As mobile carriers look to Wi-Fi, Ruckus looks to cash in with IPO

The company specializes in Wi-Fi networks designed to help carriers boost their wireless capacity

The initial public offering of Ruckus Wireless, set for Friday, will highlight the growing importance of Wi-Fi in mobile networks as service providers try to meet the demands of smartphone and tablet users.

The initial public offering of Ruckus Wireless on Friday highlighted the growing importance of Wi-Fi in mobile networks as service providers try to meet the demands of smartphone and tablet users.

Ruckus, a maker of Wi-Fi network gear based in Sunnyvale, California, focuses on products for carrier-owned networks in public places as well as for enterprises. Though it is dwarfed by its main competitors, Ericsson and Cisco Systems, Ruckus is riding a wave of growth in Wi-Fi for the kinds of mobile services that used to be solely the province of cellular networks, industry analysts say.

Wi-Fi is one of many technologies for solving the so-called spectrum crunch that carriers say could degrade mobile service, according to Ruckus CEO Selina Lo.

"Operators are going to use all the tools they have," Lo said in an interview Friday following the IPO. "Wi-Fi happens to be a very cost-effective tool. It's the cheapest way to carry a bit ... in a wireless network."

Ruckus began operations in 2004 and has about 600 employees, giving it just a fraction of the overall size and experience of rivals Ericsson and Cisco. But in a filing on its planned IPO to the Securities and Exchange Commission, Ruckus said its revenue in the first nine months of this year was 93 percent higher than in 2011's first nine months, reaching $152.5 million. The company said its profit also grew.

Listing on the New York Stock Exchange under the ticker symbol RKUS, the company offered 8.4 million shares at $15 per share, raising about $126 million. The stock dipped after the market opened and was down $0.70 at $14.30 in midday trading. Lo downplayed the company's first-day performance. "It's too bad that the stock market is currently not very strong," she said.

"We're not looking at a day or a week or even a year," Lo said. "For us, this is part of the process of building a long-term strong company." Going public will give Ruckus more credibility with service providers, she said.

The company's new capital might also go into acquisitions. "If I see a technology that makes sense, certainly I will not be shy about going after it," Lo said.

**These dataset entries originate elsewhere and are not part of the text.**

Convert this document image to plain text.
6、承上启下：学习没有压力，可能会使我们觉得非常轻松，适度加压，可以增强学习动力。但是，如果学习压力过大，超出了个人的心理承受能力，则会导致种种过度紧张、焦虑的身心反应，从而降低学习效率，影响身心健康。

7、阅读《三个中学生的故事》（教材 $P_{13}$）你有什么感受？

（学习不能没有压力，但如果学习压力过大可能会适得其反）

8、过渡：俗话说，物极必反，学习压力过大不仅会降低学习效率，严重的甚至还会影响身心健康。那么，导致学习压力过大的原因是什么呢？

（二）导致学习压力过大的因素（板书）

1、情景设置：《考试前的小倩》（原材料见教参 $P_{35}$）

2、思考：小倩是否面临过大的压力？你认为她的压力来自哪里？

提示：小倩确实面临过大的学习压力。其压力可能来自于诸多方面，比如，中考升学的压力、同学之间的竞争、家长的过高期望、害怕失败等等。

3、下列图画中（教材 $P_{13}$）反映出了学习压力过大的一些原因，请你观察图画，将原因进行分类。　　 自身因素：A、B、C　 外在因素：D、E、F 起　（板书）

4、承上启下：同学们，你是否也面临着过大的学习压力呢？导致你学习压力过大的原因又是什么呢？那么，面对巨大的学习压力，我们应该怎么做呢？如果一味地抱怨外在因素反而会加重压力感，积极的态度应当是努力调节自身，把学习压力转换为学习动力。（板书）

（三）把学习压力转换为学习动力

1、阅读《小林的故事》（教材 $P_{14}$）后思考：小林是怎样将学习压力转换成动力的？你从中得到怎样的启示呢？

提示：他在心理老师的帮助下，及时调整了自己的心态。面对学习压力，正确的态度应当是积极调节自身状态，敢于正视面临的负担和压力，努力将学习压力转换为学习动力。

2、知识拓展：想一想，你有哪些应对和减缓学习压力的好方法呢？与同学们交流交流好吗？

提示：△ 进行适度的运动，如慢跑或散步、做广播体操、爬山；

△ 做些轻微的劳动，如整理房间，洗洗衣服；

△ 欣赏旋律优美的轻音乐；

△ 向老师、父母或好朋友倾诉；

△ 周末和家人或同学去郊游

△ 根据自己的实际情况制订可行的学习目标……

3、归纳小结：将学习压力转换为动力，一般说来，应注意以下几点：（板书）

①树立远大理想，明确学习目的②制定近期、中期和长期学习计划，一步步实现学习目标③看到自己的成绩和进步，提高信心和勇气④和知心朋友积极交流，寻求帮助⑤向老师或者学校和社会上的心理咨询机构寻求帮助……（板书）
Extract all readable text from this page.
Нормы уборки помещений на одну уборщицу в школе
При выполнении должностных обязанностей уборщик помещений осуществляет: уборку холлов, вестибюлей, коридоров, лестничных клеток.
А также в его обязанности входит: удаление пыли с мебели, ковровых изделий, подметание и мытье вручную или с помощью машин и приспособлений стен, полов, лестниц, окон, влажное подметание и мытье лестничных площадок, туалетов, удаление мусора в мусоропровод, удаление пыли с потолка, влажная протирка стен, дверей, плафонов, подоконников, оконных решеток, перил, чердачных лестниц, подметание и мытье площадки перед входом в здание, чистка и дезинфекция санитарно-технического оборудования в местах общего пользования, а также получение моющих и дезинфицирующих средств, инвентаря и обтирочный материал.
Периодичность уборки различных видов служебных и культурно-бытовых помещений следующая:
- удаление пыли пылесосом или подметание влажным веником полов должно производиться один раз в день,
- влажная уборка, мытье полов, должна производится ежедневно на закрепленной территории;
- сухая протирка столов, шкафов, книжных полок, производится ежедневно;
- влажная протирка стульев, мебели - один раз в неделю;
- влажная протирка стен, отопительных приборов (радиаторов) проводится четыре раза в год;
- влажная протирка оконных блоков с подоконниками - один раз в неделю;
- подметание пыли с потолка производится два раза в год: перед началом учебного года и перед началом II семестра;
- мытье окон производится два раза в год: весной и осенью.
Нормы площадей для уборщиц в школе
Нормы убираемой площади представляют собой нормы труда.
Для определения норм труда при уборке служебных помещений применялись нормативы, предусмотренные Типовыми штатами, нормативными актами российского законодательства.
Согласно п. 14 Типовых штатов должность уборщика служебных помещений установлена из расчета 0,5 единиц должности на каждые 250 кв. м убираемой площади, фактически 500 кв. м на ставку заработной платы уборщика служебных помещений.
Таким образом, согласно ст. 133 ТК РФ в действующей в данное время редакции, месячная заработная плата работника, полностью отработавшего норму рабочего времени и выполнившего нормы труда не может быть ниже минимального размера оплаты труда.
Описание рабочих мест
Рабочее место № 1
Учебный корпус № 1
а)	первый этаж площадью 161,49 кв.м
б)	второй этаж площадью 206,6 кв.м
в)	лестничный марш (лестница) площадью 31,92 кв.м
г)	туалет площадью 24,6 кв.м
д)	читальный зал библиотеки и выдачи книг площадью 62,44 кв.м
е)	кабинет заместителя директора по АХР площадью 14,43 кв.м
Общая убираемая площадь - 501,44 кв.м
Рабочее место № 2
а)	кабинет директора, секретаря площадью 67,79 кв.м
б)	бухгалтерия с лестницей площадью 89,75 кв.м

Cellular carriers rely mostly on their own licensed frequencies to carry their subscribers' data traffic. But despite the growing efficiency of mobile technologies such as LTE, the service providers foresee such heavy use of mobile data in the coming years that they think their networks may run out of capacity to carry it all. Older 3G networks have already given subscribers maddeningly slow performance in some areas when bandwidth-hungry new devices such as the iPhone became suddenly popular.

Wi-Fi is available to any service provider that wants to supplement its own spectrum, because it's built into almost all mobile devices and runs on frequencies no one owns. Wireless analyst Craig Mathias of Farpoint Research estimates there is about 800MHz of Wi-Fi spectrum available around the world, compared with 20MHz in a typical pair of cellular bands used by a carrier.

Mobile operators such as AT&T have made big investments in Wi-Fi and are likely to turn to it even more with the emergence of standards that let service providers shift their users from cellular to Wi-Fi networks invisibly, Mathias said.

"Wi-Fi is definitely a tool that carriers are looking at to deal with mobile data," Ovum analyst Daryl Schoolar said. Ovum estimates carrier Wi-Fi shipments will grow 84 percent this year from 2011 and will increase by an average of 34 percent per year through 2017. Ericsson, the world's biggest maker of traditional mobile network gear, earlier this year acquired Wi-Fi vendor BelAir Networks and said it would integrate Wi-Fi with new small cells that are designed to boost network capacity in densely populated areas. Cisco CEO John Chambers said on Tuesday that his company would do the same.

Ruckus has also competed against larger rivals with Wi-Fi gear for homes and businesses. The company has worked to set itself apart by developing new technologies Those include interference-avoiding antennas, real-time traffic prioritization tools, and software that allows its access points to organize themselves in a mesh and be managed easily. Ruckus also offers access points that can accommodate integrated small cells.

In its filing this month, Ruckus claimed 18,700 customers worldwide, with more than 7,100 added in the first nine months of this year. Those customers include U.S. cable operators Bright House Networks and Time Warner Cable, Japanese mobile operator KDDI, and The Cloud, a public-access Wi-Fi business run by British carrier BSkyB. About 65 percent of the company's revenue comes from outside the U.S.

One risk factor for Ruckus is its reliance on large service-provider customers, which have substantial negotiating leverage against the company, and the loss of one big customer could adversely affect its business, the company warned in its SEC filing.

But while the traditional cellular base-station industry may be a steep challenge to enter, the emergence of carrier Wi-Fi is a new opportunity, Ovum's Schoolar said.

"Ruckus has certainly made themselves a major player in this market," he said.